Rental market heating up with Woodside buildings

By Bill Parry

Woodside is being mentioned in real estate circles as the next hot neighborhood in western Queens, and a new luxury apartment building called Icon 52 may be responsible for moniker.

The nine-story building, at 52-05 Queens Blvd., sold all 66 units in just six weeks, surprising Eric Benaim, who represents the landlord, the Tsilo Group.

“You could say we stumbled onto a phenomenon,” he said. “We thought it was going to take longer, especially during the winter, the slowest time of the year.”

Benaim is co-founder of Modern Spaces, a five-year-old real estate group which claims to be responsible for marketing more than $250 million worth of real estate in Long Island City to date.. The company was founded in LIC and expanded to include offices in trendy neighborhoods like Astoria, Williamsburg and Chelsea and is responsible for marketing more than $1 billion worth of real estate in New York City.

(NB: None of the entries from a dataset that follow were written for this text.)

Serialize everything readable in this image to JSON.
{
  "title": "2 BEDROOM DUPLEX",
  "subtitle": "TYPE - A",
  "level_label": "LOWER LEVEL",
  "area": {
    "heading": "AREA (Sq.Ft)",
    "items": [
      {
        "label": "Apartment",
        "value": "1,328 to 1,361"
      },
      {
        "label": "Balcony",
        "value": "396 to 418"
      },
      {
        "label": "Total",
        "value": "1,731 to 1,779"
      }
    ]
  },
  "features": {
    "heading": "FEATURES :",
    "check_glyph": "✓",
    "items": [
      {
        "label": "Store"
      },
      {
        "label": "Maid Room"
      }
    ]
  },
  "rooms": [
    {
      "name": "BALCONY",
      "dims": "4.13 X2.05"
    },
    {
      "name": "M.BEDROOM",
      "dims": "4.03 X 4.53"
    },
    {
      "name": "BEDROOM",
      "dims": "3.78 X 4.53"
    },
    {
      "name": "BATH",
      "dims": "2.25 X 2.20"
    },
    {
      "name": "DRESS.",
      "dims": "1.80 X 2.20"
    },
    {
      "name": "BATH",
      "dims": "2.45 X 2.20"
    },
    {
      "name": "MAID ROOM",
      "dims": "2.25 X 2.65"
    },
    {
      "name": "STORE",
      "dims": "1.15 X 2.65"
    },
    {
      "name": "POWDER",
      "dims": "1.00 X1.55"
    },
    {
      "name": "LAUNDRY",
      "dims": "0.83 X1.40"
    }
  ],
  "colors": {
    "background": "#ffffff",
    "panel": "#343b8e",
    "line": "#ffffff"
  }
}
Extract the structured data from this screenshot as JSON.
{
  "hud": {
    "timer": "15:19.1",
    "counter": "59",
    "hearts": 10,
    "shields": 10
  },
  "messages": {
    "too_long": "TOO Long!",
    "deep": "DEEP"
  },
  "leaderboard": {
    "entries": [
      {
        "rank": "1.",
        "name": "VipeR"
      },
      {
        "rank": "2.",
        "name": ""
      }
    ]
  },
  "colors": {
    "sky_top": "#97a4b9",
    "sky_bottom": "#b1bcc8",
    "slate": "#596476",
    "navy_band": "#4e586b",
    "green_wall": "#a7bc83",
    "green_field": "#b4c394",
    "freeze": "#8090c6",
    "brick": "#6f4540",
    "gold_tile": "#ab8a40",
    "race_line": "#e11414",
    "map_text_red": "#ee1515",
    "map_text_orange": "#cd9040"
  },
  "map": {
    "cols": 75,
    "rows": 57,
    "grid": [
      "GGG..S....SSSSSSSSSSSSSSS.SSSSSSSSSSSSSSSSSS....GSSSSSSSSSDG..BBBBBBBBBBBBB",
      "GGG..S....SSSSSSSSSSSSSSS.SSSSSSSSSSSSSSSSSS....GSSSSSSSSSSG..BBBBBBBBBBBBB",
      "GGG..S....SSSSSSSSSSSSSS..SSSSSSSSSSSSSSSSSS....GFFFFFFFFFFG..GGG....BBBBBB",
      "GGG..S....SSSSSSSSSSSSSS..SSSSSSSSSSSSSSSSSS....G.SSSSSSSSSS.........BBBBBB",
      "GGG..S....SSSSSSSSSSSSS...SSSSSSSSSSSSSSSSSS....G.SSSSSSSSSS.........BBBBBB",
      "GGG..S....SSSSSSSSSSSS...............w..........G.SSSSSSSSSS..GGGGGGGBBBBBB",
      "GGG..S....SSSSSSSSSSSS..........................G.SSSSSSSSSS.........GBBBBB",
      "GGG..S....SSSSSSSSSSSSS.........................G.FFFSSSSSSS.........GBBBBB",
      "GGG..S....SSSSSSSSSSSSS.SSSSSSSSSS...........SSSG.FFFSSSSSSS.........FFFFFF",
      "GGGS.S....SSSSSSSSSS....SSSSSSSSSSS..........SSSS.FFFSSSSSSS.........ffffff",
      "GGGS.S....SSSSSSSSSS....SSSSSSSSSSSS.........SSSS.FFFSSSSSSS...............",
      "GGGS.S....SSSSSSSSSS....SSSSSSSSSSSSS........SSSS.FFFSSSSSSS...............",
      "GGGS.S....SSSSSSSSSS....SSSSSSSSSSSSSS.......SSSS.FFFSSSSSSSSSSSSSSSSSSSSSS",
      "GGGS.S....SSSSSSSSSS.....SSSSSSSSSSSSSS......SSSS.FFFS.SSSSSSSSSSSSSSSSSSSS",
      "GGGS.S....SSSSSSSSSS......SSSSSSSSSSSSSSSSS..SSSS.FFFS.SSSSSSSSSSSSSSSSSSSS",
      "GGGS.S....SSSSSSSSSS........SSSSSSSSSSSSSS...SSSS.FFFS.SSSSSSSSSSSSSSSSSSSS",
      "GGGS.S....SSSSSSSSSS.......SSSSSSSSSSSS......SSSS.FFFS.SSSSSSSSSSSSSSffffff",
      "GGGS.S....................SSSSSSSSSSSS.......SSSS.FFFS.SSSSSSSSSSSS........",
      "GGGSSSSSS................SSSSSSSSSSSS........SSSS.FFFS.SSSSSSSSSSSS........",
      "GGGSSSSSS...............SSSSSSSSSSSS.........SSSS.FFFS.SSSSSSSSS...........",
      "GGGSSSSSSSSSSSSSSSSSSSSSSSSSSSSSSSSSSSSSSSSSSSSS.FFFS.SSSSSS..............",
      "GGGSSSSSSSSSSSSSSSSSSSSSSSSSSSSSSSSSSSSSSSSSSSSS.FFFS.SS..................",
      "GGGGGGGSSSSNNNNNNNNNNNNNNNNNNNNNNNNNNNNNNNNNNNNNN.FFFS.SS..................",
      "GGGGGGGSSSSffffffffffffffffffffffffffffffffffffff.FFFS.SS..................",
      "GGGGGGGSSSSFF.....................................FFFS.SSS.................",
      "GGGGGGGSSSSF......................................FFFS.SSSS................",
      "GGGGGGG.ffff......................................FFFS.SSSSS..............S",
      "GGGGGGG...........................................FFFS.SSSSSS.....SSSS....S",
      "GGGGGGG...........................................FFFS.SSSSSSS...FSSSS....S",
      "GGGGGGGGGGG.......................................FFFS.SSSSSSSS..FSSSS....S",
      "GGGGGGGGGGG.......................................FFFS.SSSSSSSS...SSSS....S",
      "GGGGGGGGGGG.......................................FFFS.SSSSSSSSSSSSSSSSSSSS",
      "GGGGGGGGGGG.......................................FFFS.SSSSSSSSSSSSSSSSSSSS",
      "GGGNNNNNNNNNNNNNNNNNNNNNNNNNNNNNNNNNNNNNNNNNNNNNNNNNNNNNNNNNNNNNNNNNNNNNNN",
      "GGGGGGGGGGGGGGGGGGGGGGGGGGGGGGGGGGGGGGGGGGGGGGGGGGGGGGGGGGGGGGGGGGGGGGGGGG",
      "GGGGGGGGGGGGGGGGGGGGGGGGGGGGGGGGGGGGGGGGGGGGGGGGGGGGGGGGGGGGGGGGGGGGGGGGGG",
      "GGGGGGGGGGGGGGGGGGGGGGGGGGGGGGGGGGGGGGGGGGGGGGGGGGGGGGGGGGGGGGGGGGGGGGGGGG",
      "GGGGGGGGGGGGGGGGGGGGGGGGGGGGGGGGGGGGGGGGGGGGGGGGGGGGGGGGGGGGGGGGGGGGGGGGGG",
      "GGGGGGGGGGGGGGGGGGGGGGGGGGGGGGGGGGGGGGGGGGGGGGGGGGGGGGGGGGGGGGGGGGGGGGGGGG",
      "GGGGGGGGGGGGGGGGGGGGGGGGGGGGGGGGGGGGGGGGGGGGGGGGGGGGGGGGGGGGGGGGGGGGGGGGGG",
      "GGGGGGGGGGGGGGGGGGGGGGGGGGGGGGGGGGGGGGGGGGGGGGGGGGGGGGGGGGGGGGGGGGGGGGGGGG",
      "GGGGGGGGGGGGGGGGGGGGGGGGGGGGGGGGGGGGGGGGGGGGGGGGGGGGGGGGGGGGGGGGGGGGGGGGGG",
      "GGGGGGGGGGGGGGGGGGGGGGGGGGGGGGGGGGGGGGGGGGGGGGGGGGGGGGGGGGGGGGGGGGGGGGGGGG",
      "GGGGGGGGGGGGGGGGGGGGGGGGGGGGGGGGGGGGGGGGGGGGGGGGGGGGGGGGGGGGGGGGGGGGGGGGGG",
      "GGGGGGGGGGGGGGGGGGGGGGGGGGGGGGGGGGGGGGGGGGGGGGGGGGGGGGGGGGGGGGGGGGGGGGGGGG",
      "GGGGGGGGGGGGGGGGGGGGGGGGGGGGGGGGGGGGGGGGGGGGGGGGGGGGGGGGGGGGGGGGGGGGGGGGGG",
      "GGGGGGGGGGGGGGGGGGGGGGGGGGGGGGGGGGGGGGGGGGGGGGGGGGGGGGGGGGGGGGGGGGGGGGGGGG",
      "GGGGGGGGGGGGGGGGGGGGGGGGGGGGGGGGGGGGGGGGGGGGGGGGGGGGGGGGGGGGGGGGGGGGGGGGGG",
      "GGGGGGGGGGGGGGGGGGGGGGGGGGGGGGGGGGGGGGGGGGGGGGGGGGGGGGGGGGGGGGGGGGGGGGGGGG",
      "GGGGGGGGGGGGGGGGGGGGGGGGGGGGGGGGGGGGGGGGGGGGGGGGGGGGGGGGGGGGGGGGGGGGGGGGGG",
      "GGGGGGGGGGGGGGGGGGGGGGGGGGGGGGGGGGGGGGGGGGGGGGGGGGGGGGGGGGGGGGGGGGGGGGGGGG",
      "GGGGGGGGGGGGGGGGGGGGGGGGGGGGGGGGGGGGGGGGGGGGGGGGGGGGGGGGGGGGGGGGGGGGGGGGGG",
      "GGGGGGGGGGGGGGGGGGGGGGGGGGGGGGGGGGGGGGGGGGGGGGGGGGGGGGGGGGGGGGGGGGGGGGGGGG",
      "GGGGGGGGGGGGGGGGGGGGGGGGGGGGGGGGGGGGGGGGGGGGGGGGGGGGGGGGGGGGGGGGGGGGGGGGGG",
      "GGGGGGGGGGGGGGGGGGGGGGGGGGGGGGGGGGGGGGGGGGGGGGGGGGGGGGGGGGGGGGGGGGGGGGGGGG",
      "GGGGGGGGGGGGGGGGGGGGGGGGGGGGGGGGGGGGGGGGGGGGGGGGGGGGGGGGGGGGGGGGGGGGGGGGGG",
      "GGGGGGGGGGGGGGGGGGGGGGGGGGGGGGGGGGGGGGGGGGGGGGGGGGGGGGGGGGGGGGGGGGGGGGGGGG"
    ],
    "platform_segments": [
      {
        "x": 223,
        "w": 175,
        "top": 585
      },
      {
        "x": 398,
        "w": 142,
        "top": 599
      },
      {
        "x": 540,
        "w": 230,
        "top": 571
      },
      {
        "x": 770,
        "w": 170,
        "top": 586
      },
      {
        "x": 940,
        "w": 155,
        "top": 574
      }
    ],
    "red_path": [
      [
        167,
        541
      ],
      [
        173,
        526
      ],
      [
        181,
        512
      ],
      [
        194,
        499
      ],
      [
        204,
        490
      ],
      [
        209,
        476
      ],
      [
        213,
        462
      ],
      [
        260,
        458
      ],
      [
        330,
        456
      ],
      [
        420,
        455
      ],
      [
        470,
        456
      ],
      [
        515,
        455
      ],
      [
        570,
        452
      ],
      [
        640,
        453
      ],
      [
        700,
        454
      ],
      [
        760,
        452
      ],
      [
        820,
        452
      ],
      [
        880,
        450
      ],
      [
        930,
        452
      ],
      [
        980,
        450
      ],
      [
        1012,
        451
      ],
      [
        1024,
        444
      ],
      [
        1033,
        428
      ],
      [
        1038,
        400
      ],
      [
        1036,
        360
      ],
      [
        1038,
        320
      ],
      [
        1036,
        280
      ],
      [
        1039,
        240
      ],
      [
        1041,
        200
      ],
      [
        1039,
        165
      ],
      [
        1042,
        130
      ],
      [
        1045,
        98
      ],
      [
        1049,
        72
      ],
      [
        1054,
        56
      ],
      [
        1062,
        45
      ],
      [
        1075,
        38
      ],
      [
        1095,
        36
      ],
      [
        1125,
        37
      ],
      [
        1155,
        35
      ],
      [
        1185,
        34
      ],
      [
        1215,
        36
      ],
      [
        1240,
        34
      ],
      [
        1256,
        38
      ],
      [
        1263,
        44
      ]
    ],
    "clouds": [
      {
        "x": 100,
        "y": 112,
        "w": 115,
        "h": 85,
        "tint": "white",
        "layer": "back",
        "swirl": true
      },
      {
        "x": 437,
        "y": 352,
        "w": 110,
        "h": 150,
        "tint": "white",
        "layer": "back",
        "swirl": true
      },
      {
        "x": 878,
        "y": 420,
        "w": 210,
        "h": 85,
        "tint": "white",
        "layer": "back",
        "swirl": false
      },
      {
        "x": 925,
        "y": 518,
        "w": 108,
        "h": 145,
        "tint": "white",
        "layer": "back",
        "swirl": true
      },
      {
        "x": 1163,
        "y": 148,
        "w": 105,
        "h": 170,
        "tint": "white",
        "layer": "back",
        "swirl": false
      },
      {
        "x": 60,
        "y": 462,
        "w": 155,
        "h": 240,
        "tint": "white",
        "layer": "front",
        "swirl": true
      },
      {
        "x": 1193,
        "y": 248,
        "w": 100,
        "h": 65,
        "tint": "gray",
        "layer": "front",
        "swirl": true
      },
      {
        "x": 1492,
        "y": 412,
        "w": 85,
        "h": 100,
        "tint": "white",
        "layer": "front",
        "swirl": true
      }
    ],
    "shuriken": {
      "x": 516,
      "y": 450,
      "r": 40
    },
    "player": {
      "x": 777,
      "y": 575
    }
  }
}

Asked why he got involved in his first Woodside project, Benaim said, “I’m a Queens native so I know all the places, and I knew Woodside well.”

The Modern Spaces president was raised in Jamaica Estates and lived in Forest Hills before moving to Long Island City seven years ago and he knows what is drawing young, upwardly mobile professionals to Woodside.

“It’s an up-and-coming neighborhood simply because the rents are more reasonable,” he said. “The rents are 25 percent cheaper than in Long Island City and that makes it attractive.”

Icon 52 rented studios starting at $1,500 per month, one-bedrooms for $1,700 and two-bedrooms for $2,600. Benaim’s first venture in Woodside went so well he is already at work on another project just a couple of blocks away.

“It’s in the early stages, but it will be 70 units,” he said.

The hot neighborhood buzz has at least one Woodside resident feeling uncomfortable.

David Rosasco leads an award-winning neighborhood beautification nonprofit called the Woodside Neighborhood Association and he said he is aware of more hipsters and young professionals moving into the neighborhood but not enough to cause the current buzz.

“I suspect there are more powerful forces in play,” Rosasco said. “I have a feeling that this is by design to gobble up Woodside and transform it into another generic, dull, hipster and young professional community where they make demands but never get their hands dirty.”

He added that his all-volunteer group has worked too hard cleaning up the neighborhood for the last seven years for the community to be overrun by outsiders, noting that three condominium and apartment buildings have been built in Woodside in the last three years.

“What I do fear is that, after all the work we did to restore confidence and order, pride and service, that all we did was beautify Woodside so thatwe could be banished from it,” Rosasco said. “I am depressed by it because all this work was done by poor, minority, immigrant, working-class people at no cost to the taxpayer.”